The basis is the Kienzle model (Kienzle/Victor, VDI-Z 94, 1952): the specific cutting force kc follows a power law of the uncut chip thickness h, kc = kc1.1·h^(−mc). Here kc1.1 is the main value of the specific cutting force (referred to b = 1 mm, h = 1 mm) and mc is the slope of the line kc(h) on a log-log scale. The cutting force follows from the uncut chip section A = b·h as Fc = b·h·kc = kc1.1·b·h^(1−mc).

The chip dimensions follow from the kinematics: the uncut chip thickness is h = f·sin κ, the width b = ap/sin κ, with feed f, depth of cut ap and lead angle κ. Their product b·h = ap·f (the uncut chip section) is independent of κ – the lead angle only redistributes the same section between width and thickness and influences the specific cutting force through h.

The cutting power is Pc = Fc·vc; with vc in m/min and Fc in N, Pc = Fc·vc/60000 gives the power in kW. The required drive power of the machine is P_M = Pc/η with the efficiency η. The machining time for longitudinal turning is t_h = (l + approach + overtravel)·i/(n·f) with spindle speed n, feed f, workpiece length l and number of cuts i.

Worked example

For 16MnCr5 the Kienzle parameters are kc1.1 = 2020 N/mm² and mc = 0.17. With an uncut chip width b = 3 mm and thickness h = 0.2 mm this gives kc = 2020·0.2^(−0.17) = 2655.7 N/mm².

The cutting force is Fc = b·h·kc = 3·0.2·2655.7 = 1593.4 N. The check via Fc = kc1.1·b·h^(1−mc) = 2020·3·0.2^0.83 yields the same value.

At a cutting speed vc = 200 m/min the cutting power is Pc = 1593.4·200/60000 = 5.31 kW. With an efficiency η = 0.8 the spindle must deliver P_M = 5.31/0.8 = 6.64 kW.

Frequently asked questions

What do kc1.1 and mc mean?

kc1.1 is the main value of the specific cutting force, referred to an uncut chip section of b = 1 mm and h = 1 mm. mc is the slope of the line kc(h) on a log-log scale.

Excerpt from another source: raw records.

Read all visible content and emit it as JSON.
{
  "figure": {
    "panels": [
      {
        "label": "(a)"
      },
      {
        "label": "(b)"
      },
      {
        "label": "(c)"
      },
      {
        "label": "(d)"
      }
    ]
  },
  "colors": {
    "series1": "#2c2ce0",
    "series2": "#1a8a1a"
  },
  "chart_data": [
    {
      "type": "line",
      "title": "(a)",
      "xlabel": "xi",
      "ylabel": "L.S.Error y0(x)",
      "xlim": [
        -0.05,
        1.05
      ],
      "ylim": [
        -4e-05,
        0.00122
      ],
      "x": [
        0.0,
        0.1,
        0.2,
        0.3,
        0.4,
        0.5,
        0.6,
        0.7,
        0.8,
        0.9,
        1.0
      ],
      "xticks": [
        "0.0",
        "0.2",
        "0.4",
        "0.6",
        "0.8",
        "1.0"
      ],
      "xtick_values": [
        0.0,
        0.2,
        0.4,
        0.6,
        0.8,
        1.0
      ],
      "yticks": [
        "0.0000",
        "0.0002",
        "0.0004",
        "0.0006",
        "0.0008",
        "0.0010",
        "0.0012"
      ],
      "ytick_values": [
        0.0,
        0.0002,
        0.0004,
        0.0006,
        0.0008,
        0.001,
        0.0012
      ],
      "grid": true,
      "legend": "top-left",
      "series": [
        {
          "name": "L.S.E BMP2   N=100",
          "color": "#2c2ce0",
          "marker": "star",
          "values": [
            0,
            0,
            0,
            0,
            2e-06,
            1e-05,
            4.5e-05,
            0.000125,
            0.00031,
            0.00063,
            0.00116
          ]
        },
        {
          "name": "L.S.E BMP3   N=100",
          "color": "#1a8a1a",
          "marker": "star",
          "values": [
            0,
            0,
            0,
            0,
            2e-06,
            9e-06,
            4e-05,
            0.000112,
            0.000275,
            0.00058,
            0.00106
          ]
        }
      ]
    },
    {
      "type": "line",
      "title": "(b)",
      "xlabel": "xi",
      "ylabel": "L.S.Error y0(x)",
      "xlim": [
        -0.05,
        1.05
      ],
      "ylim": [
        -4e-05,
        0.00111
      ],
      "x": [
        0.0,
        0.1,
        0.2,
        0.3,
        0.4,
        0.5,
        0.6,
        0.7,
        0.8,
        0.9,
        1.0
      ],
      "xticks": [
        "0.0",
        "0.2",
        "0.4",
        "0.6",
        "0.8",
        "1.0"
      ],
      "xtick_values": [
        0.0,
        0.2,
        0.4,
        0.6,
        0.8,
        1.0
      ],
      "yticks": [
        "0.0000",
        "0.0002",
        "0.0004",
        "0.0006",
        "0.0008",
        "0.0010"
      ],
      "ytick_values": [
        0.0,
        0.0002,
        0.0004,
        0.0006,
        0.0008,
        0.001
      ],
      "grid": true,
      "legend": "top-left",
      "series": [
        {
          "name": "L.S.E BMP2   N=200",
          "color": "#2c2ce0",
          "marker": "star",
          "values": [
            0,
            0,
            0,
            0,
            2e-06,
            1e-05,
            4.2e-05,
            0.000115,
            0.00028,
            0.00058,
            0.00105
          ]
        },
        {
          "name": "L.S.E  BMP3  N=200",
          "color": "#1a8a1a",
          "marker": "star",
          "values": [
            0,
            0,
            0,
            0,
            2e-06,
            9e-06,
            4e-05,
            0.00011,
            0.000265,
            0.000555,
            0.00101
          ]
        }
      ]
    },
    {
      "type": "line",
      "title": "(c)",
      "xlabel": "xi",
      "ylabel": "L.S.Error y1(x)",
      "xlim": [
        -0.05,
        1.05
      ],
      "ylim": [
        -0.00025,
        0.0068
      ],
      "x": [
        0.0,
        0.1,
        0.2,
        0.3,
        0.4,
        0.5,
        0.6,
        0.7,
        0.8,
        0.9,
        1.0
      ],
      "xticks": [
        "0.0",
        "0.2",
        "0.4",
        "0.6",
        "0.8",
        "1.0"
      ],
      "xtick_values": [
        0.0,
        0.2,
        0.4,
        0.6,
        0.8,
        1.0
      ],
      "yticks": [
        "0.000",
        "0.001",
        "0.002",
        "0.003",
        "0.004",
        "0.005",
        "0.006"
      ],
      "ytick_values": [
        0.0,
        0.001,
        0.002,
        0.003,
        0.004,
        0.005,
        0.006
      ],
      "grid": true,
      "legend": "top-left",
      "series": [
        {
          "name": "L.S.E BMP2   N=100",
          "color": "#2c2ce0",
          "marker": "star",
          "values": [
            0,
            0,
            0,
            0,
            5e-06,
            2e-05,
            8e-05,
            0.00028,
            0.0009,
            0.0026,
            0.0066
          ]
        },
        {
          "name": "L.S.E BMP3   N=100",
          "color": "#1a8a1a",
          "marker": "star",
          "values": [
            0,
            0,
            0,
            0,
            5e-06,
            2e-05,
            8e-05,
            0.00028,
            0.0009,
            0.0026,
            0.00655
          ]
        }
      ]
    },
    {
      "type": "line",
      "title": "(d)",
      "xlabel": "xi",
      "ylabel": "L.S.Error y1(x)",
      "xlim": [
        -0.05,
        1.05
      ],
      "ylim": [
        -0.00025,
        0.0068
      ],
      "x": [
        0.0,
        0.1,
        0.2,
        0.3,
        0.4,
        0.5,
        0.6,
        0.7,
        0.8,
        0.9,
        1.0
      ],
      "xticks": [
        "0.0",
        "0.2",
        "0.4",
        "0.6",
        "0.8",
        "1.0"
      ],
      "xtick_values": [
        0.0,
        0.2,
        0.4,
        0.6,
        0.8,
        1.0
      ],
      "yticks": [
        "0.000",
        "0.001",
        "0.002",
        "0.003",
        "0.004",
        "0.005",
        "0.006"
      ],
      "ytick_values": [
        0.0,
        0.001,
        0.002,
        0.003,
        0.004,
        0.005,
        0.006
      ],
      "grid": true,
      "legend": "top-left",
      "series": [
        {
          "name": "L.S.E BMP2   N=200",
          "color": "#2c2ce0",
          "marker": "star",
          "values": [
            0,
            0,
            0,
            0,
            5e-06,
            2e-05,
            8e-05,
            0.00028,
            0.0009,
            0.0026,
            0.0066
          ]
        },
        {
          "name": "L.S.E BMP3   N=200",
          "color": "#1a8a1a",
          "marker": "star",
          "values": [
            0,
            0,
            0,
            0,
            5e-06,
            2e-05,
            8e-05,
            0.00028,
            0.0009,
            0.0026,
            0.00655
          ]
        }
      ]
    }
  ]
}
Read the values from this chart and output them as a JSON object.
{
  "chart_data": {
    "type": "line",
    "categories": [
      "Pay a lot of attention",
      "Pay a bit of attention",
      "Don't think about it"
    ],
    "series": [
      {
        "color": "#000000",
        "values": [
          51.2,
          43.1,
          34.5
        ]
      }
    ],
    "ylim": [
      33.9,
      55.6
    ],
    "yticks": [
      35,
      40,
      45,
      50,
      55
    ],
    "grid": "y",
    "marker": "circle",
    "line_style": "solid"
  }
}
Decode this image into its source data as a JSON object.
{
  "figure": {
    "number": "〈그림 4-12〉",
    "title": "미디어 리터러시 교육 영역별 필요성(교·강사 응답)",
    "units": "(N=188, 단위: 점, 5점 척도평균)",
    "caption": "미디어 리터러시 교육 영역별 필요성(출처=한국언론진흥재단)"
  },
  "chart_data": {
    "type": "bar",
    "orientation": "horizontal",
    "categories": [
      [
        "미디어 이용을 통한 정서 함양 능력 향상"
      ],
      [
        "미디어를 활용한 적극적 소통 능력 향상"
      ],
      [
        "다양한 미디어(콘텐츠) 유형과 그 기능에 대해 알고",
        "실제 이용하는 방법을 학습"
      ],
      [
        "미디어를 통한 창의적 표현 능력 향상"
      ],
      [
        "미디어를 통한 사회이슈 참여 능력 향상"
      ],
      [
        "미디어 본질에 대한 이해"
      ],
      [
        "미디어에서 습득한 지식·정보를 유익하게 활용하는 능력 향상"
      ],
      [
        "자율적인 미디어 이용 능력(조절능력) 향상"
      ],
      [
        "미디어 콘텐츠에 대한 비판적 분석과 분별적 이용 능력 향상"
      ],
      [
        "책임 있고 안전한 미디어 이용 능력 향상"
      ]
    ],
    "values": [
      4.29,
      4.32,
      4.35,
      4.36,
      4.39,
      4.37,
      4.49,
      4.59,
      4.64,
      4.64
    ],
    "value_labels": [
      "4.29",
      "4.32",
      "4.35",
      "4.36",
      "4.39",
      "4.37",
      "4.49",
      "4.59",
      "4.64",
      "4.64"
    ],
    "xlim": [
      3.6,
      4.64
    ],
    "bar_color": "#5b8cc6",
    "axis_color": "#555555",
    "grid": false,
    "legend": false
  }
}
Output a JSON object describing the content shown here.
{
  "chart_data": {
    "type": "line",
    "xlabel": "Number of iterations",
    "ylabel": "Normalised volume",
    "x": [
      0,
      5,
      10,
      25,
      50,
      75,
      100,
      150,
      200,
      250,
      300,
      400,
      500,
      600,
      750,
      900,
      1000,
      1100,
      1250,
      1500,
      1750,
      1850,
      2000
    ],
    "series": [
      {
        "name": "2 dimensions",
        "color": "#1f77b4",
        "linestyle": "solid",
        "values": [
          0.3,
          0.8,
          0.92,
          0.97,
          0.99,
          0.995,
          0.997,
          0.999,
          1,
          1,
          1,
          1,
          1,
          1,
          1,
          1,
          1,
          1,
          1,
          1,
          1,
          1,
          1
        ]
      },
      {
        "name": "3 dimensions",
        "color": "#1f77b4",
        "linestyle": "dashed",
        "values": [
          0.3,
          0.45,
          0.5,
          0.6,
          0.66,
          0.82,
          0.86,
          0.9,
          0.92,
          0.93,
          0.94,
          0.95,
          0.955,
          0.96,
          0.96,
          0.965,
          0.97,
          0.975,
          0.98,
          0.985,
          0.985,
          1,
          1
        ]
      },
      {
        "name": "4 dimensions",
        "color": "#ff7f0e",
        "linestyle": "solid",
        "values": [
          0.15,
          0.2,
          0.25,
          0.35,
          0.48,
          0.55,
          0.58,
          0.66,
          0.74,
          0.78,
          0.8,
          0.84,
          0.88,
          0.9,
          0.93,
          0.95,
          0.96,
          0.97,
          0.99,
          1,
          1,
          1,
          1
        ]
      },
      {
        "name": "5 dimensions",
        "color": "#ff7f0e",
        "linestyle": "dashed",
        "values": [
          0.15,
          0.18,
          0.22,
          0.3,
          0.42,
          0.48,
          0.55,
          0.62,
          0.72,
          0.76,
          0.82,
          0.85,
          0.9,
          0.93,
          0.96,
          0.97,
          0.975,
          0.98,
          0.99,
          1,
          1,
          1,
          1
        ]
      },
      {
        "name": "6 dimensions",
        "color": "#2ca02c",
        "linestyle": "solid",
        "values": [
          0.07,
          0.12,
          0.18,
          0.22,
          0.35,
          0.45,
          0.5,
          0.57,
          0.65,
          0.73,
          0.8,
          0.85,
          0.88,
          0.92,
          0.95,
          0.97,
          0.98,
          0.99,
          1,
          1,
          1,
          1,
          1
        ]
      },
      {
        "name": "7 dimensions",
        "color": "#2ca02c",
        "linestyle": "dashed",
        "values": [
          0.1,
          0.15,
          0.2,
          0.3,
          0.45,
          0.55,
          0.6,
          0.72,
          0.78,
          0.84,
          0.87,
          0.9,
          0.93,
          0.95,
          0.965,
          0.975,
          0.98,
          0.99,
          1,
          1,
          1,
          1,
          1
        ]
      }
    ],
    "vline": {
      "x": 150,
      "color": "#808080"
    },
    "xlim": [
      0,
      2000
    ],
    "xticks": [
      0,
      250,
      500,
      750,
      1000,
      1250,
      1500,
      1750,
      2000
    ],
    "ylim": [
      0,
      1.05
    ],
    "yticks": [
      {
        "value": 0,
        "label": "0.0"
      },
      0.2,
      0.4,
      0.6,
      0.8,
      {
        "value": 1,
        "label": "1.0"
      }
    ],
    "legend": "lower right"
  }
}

Both are material dependent and scatter by roughly 10 to 20 percent between sources and batches. A direct kc1.1 comparison between materials is not valid because mc differs.

Why does the specific cutting force drop with larger chip thickness?

Because for a thin chip the cutting-edge rounding, friction and chip compression carry relatively more weight (size effect). Through kc = kc1.1·h^(−mc), kc decreases as h grows – cutting becomes specifically more efficient. The total cutting force Fc still rises with h, because the section A = b·h grows over-proportionally.

What role does the lead angle κ play?

κ distributes the fixed uncut chip section A = ap·f over the width b = ap/sin κ and the thickness h = f·sin κ. A smaller κ makes the chip thinner and wider, slightly lowers the specific cutting force through h, but lengthens the engaged cutting edge. The effect on Fc is weak; the influence on passive force and tool life, which this calculator does not cover, is more pronounced.

How accurate are the calculated forces?

This is a design approximation for the straight main cutting edge without correction factors for rake angle, tool wear, cutting speed and chip compression. Real forces are typically 20 to 50 percent higher due to wear. A margin should therefore be allowed for drive sizing.

How does this differ from the cutting-data calculator?

This calculator focuses on cutting force and power by Kienzle plus the machining time for turning. The cutting-data calculator additionally covers turning, milling and drilling with speed, feed and material-removal-rate calculation as well as guideline ranges per material group. Both use the same Kienzle model.